Pour initier un relevé d’économie libidinale

De fait, et puisqu’il paraît qu’une ambiance de merde vaut toujours mieux que pas d’ambiance du tout : évaluation par soirée de l’usure des talons et du nombre de mignonnettes bues, et de celle du pli interglutéal au cours des déambulations ; usure de la main à la main des tickets et des cellules, montant des pourboires et des propositions, quantité de signes non verbaux5, qualité de la servilité du sourire et poids de la domination en retour, et cetera.

5. Et en cela de l’usage actif au pas, au mollet, au genou et à la cuisse, à la hanche et au tronc, et ce jusqu’au bulbe rachidien puis, en passant par les deux hémisphères et tout le reste au lobe frontal, et de là du sensitif au moteur repartant vers l’espace en un clin d’œil, celui d’un bas de rein frôlé, et cetera si affinité ou très grand besoin de régler sa note d’électricité, son loyer, de se payer le parfum qui va bien, d’offrir à son ami·e, son amant·e la dernière bataille navale parlante afin d’entretenir la conversation.

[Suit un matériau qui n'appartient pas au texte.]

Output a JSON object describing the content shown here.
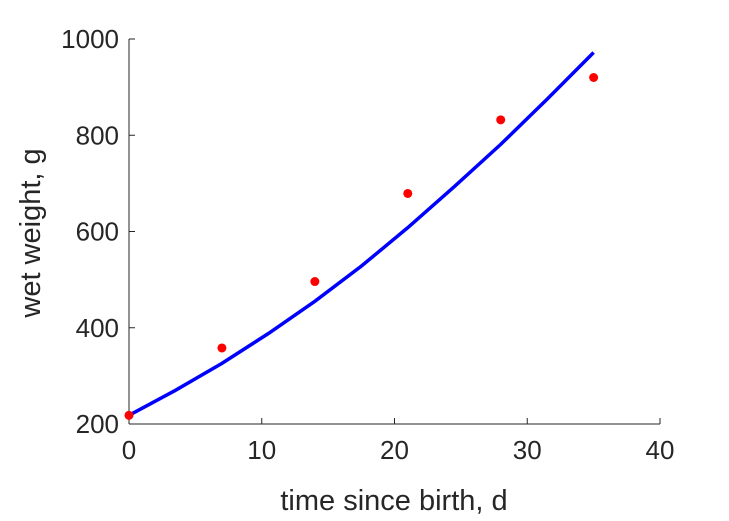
{
  "chart_data": {
    "type": "scatter",
    "xlabel": "time since birth, d",
    "ylabel": "wet weight, g",
    "xlim": [
      0,
      40
    ],
    "ylim": [
      200,
      1000
    ],
    "xticks": [
      0,
      10,
      20,
      30,
      40
    ],
    "yticks": [
      200,
      400,
      600,
      800,
      1000
    ],
    "grid": false,
    "series": [
      {
        "type": "scatter",
        "color": "#ff0000",
        "x": [
          0,
          7,
          14,
          21,
          28,
          35
        ],
        "y": [
          218,
          358,
          496,
          679,
          832,
          920
        ]
      },
      {
        "type": "line",
        "color": "#0000ff",
        "x": [
          0,
          3.5,
          7,
          10.5,
          14,
          17.5,
          21,
          24.5,
          28,
          31.5,
          35
        ],
        "y": [
          218,
          270,
          326,
          388,
          455,
          528,
          608,
          693,
          781,
          875,
          972
        ]
      }
    ]
  }
}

Résumé : Exposition virtuelle des données collectées dans la salle même où ces performances et concerts de social dédicace auraient eu lieu.

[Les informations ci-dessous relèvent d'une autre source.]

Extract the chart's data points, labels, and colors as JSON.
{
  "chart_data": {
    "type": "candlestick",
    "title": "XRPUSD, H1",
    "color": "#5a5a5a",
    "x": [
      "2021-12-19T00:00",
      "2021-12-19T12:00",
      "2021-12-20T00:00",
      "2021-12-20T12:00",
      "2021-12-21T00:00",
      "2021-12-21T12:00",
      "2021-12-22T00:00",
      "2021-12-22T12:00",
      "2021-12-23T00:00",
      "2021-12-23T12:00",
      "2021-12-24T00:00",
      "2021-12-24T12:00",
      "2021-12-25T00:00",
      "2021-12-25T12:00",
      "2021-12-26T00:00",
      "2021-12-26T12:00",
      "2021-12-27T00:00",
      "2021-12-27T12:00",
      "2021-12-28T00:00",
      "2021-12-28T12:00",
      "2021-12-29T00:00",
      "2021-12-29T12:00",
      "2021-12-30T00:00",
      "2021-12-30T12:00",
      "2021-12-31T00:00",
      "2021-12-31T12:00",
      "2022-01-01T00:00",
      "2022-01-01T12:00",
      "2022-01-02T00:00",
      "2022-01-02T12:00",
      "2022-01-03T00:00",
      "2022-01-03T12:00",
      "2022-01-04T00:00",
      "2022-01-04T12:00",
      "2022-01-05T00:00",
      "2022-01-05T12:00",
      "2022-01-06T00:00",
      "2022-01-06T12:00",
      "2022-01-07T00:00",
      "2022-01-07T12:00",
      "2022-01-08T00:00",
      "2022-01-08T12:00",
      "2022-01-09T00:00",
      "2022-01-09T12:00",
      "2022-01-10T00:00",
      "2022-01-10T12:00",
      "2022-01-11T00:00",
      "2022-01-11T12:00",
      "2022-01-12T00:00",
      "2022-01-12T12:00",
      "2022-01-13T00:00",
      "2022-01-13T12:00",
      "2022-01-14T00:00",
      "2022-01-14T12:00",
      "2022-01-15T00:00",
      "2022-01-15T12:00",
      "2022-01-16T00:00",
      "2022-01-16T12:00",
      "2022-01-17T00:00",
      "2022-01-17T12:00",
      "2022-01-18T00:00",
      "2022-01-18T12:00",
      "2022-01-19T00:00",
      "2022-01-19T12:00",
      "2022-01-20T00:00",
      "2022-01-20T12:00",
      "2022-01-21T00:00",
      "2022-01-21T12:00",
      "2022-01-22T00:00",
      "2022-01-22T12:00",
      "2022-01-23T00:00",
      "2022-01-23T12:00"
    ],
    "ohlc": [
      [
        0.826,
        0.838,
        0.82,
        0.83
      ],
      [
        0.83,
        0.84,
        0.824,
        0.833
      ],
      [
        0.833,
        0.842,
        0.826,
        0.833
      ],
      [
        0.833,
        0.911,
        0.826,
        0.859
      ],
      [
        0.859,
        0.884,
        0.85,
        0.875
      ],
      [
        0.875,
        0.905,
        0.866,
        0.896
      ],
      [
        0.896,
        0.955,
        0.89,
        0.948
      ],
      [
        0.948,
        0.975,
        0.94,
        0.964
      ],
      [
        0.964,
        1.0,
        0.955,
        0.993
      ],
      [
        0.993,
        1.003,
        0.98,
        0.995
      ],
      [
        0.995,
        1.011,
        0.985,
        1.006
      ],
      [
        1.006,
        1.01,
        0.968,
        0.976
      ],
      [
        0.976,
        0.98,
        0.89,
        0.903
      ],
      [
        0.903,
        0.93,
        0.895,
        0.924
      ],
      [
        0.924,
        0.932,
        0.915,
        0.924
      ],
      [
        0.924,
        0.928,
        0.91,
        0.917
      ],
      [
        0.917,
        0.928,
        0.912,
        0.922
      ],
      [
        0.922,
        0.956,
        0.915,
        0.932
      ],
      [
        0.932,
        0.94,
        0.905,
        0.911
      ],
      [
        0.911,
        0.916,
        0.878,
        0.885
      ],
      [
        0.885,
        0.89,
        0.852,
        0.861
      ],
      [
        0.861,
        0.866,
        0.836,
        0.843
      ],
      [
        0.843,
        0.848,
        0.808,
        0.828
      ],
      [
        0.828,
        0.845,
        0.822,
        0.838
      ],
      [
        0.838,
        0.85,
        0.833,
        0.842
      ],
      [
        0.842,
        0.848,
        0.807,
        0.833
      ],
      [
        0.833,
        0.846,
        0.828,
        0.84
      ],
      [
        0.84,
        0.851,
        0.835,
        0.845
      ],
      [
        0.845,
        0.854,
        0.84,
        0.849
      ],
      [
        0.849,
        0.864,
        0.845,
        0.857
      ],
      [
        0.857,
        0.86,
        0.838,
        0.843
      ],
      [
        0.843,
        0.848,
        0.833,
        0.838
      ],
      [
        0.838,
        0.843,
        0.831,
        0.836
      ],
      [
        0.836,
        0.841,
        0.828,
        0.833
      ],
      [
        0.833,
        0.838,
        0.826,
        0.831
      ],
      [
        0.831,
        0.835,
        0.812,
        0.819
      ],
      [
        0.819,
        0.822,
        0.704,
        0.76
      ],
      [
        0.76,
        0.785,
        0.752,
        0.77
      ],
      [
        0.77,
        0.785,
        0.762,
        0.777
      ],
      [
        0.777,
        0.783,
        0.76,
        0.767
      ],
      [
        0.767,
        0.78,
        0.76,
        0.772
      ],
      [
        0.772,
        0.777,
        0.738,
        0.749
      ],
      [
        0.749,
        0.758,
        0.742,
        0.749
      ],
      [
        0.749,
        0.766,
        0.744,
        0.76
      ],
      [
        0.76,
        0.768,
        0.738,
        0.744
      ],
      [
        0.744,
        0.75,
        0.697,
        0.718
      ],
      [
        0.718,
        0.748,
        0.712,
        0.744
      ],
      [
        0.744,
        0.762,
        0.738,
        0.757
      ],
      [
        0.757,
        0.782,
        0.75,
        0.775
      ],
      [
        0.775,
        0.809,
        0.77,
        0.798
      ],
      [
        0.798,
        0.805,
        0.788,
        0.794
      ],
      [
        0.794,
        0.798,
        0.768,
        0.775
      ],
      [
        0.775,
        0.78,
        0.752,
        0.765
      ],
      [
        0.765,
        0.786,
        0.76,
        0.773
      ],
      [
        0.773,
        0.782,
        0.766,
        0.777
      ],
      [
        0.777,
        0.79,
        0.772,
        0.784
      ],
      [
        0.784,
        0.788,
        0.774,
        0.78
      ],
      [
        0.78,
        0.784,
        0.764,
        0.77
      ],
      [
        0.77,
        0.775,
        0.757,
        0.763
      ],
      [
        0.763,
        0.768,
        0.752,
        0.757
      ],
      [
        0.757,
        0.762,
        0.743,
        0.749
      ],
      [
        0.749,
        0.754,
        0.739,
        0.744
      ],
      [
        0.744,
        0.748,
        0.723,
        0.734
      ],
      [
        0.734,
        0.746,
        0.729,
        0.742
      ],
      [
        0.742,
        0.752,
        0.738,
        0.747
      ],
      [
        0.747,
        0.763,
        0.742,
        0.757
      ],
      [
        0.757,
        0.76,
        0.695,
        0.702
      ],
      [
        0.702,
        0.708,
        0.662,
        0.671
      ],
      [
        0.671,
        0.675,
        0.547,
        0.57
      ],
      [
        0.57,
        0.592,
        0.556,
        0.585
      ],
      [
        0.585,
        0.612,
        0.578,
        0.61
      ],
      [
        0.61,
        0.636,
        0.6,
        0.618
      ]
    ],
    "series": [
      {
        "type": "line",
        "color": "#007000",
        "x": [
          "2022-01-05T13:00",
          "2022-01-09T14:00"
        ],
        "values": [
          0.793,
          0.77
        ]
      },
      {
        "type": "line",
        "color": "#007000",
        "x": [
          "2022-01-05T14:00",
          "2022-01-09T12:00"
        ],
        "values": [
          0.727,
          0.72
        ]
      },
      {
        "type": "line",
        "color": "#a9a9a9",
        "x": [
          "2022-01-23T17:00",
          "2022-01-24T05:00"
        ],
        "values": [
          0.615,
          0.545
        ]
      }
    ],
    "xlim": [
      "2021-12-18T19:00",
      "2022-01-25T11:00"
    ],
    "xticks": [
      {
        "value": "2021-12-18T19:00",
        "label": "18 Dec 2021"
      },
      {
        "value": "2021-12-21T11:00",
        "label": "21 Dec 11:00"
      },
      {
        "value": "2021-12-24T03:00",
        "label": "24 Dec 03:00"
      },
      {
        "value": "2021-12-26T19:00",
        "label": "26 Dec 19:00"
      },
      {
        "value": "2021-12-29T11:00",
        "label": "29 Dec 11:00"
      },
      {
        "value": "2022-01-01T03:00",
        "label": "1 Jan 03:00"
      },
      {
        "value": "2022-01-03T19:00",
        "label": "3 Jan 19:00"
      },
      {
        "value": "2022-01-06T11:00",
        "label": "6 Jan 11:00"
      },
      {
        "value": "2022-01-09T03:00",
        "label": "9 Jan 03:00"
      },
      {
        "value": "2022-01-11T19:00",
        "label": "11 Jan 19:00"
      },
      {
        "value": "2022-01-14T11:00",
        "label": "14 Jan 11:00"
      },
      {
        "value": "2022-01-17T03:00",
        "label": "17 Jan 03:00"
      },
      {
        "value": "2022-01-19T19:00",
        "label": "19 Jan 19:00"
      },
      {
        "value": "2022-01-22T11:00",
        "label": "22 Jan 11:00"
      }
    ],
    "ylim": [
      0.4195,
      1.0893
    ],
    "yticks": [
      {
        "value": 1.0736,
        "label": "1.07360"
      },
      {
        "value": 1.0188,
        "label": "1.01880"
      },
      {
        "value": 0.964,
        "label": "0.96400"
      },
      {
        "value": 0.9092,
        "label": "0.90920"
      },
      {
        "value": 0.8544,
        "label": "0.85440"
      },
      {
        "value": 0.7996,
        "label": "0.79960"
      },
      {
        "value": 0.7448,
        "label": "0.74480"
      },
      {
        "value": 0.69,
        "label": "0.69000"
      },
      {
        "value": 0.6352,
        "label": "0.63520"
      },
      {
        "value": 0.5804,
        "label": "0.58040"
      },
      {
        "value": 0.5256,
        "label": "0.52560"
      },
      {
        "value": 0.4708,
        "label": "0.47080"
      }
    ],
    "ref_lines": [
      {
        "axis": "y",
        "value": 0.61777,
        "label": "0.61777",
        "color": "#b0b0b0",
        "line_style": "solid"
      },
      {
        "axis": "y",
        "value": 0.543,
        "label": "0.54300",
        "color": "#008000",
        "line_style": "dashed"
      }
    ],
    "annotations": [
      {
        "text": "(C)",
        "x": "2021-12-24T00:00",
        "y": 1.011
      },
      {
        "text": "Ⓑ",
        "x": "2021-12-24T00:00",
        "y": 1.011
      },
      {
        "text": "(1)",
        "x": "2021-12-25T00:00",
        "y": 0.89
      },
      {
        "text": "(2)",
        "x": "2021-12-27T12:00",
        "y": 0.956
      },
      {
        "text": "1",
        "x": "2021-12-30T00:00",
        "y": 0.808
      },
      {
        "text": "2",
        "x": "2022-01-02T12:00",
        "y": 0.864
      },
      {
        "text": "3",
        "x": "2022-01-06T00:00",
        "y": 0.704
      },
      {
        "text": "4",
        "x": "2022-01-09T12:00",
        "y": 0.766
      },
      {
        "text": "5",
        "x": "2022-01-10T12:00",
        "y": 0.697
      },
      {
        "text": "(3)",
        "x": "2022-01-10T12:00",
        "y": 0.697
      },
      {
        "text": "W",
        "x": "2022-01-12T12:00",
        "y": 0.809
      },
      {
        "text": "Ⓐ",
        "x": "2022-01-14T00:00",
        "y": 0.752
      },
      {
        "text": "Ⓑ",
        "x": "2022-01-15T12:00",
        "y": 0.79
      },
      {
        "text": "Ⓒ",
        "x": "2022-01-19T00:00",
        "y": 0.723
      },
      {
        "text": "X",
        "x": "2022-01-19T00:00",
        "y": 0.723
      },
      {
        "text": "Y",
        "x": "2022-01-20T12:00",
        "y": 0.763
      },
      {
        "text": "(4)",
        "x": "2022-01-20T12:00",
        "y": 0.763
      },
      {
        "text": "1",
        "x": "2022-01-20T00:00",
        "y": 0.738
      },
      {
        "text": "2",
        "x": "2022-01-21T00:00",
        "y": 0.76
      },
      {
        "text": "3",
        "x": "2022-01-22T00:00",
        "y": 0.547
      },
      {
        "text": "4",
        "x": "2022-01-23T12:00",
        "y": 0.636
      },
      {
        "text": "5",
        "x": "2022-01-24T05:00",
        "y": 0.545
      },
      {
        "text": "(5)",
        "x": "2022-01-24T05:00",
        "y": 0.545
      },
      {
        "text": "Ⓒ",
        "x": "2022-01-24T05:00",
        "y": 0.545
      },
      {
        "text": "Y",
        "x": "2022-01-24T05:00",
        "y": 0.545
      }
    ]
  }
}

4 réflexions au sujet de « Forme 4Camera Obscura »

  1. Plus de quarante ans avant que soit écrit ce texte, et alors que Nadar, au moyen d’un mime mécanisé monté sur trépied, l’enregistre en 1854 pour la postérité, Deburau, illustre autant que de son homologue Margueritte inspirant Mallarmé, n’était-il pas déjà un dispositif photographique ?

    1. Pour Mallarmé, il s’agissait du « Pierrot Assassin de sa Femme composé et rédigé par » le mime Paul Margueritte. Dans ton commentaire, Marie-Agnès, il me semble qu’il est question du Pierrot photographe, un titre qui serait donc à entendre absolument au pied de la lettre ?

      1. Tout à fait Pascal ! De l’art du mime à l’art de la photographie, et d’un dispositif précédant à un dispositif succédant, il s’agit-là, si l’on peut dire, autant d’une validation – par une flèche à deux directions – que de passer la main.